We’ve seen Eliot Hochberg around at various conventions and know that he’s serious about game making, both as a publisher (Modest Games) and as a designer, pitching Urosette (recently picked up as Ilios from Playford Games!)
We don’t think we’ve seen Eliot sulking after a game loss… Perhaps this bit of wisdom he has to share is his secret.
—
From time to time, I encounter people who get judgmental about playing games. “Who has time for that? Aren’t board games just for kids?”
Well, yes and no, but I have no problem being accused of being a kid. In fact, I think
IF ADULTS SPENT MORE TIME IN THEIR ADULT LIFE BEING KIDS, THE WORLD WOULD BE A BETTER PLACE.
I personally feel strongly that the main reason to play games is because by playing games, we learn things. If you’ve ever watched children, or kittens, playing, you realize that they are practicing for real life situations. Like playing house. Or being a firefighter. Or chasing a bouncy ball. Play gives us risk-free ways of practicing actions that we might need to do in important situations, and by practicing we get better at those actions when it’s really important.
In today’s game environment, we now have both competitive and cooperative games. This article will most be about competitive games.

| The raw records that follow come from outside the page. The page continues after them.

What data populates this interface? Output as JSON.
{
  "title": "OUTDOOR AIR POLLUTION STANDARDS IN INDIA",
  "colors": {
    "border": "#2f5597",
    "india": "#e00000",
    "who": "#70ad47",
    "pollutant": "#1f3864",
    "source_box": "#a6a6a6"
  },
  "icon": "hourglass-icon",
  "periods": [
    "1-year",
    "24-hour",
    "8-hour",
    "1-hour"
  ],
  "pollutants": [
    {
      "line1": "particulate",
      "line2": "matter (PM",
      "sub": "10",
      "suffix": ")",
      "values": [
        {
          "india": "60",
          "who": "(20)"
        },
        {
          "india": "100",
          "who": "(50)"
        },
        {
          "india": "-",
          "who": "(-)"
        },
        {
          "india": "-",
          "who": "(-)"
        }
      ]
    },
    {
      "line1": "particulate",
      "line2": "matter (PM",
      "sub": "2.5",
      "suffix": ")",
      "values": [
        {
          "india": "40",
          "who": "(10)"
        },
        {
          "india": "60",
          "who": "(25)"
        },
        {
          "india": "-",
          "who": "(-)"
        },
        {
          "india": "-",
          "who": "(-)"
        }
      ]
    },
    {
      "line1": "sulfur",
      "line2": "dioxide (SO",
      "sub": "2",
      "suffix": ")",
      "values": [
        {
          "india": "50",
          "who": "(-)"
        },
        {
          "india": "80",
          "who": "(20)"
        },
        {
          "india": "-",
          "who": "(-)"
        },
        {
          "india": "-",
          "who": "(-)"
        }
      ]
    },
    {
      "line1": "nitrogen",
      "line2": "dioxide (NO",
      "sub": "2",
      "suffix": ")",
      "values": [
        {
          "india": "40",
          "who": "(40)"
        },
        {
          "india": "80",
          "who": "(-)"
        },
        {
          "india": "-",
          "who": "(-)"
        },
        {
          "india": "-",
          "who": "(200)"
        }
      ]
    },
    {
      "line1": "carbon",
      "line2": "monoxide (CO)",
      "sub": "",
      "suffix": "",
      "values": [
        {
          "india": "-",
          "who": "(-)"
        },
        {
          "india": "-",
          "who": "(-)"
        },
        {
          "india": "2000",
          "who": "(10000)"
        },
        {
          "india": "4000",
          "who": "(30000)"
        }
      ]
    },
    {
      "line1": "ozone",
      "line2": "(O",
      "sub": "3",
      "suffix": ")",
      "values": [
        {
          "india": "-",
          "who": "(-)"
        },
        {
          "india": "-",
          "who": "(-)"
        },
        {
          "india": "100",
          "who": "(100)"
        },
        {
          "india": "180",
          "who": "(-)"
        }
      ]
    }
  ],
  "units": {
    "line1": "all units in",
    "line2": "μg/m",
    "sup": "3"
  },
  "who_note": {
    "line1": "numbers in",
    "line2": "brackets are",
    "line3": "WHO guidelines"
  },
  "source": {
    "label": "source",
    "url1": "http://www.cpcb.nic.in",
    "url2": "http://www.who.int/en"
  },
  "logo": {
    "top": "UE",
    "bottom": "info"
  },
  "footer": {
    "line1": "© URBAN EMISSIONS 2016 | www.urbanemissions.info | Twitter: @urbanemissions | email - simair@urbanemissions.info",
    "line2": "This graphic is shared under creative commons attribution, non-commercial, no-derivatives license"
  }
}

And in competitive games, I believe the fundamental skill we learn that applies to all of them is being a good loser.
You know you’ve felt it; that burning feeling in the back of your neck and your stomach when you feel like you’re about to lose a game, and maybe you were treated unfairly. Or you tried as hard as you could, but then the rug was pulled out from under you by another player’s action or a rule you forgot about. Or you tried as hard as you could, and you just suck at this game. Frustration leads to anger, anger leads to hate, hate leads to sulking in a corner until everyone leaves and you can kill a bunch of zombies on a game console.
Ok, maybe not that last part.
But certainly everyone has felt something akin to this when a competitive game isn’t going their way, or at least seen it happen to a friend. Have you ever wondered why? My theory is that whenever people compete, there’s a combination of the desire to survive and the desire to save face. Losing, the lizard brain thinking goes, means you will either die or be shunned. Both are pretty fatal. And of course, both are wrong, but our instincts don’t know that. All they know is that you told them you want to win, and that losing is bad. Instincts know exactly what to do next, and it isn’t always the right thing.
The goal, then, is to train our instincts to realize that losing gracefully,
DEALING WITH FRUSTRATION WITH HUMOR, IS ACTUALLY THE REAL WIN.
Because as we all know, games and competitions are more about interacting with others socially than they are about purely winning. I would argue that even in professional sports, simply being the best you can be and succeeding can take you pretty far, but understanding that your job is a game and being good natured about the results, no matter what they are, leads to greater long term success after the games are over or you can’t play them anymore.
What, then, can we as designers do to encourage positive behavior when a player loses?
One thought I have is to make losing part of the game. Nobody likes having to wait while everyone else continues to have fun. This becomes the price of losing, and it can sting. Instead, if a game would eliminate a player, why not give them something to do in the game (other than being the banker) that effects game play? Maybe they can use the cards they had in their hands against the other players, or take on roles in the game that are normally handled by a game mechanic.
Most games that are competitive don’t actually eliminate players, instead nobody knows who will win until the end of the game. The simple act of building in a rule or advantage for the next game for the player who loses can help reinforce the idea that it’s just a game, you’ll get to play another.
There are some games, though, where a player can be mathematically eliminated even if the game is still going. In cases like these, players sometimes play erratically or become kingmakers (why is everyone looking at me?). Of course, ideally, we don’t want our games to feel like, or literally have situations where, a player is mathematically eliminated in a game. Sometimes it can’t be helped. We as designers could then address this somehow, perhaps by including king-making rules in a game, or providing side challenges that are fun for someone who knows they are going to lose. Like a card that lets them interfere with other players, or a way to collect all of a certain resource. Or perhaps directly addressing being mathematically eliminated by giving goals or strategies for when the players think or know it’s true.
Ultimately, though, for some people, being frustrated by a game can’t be avoided, and there’s nothing we can do in game design to prevent that. That’s when we as game players have to deal with either our personal frustrations, or witnessing the frustrations in others. It’s my feeling that we can do things like make a house rule that whoever loses a game gets to pick the next game, or gets to choose the toppings on the pizza, or gets to play with kittens. Because, as we all know, everyone wants to play with kittens.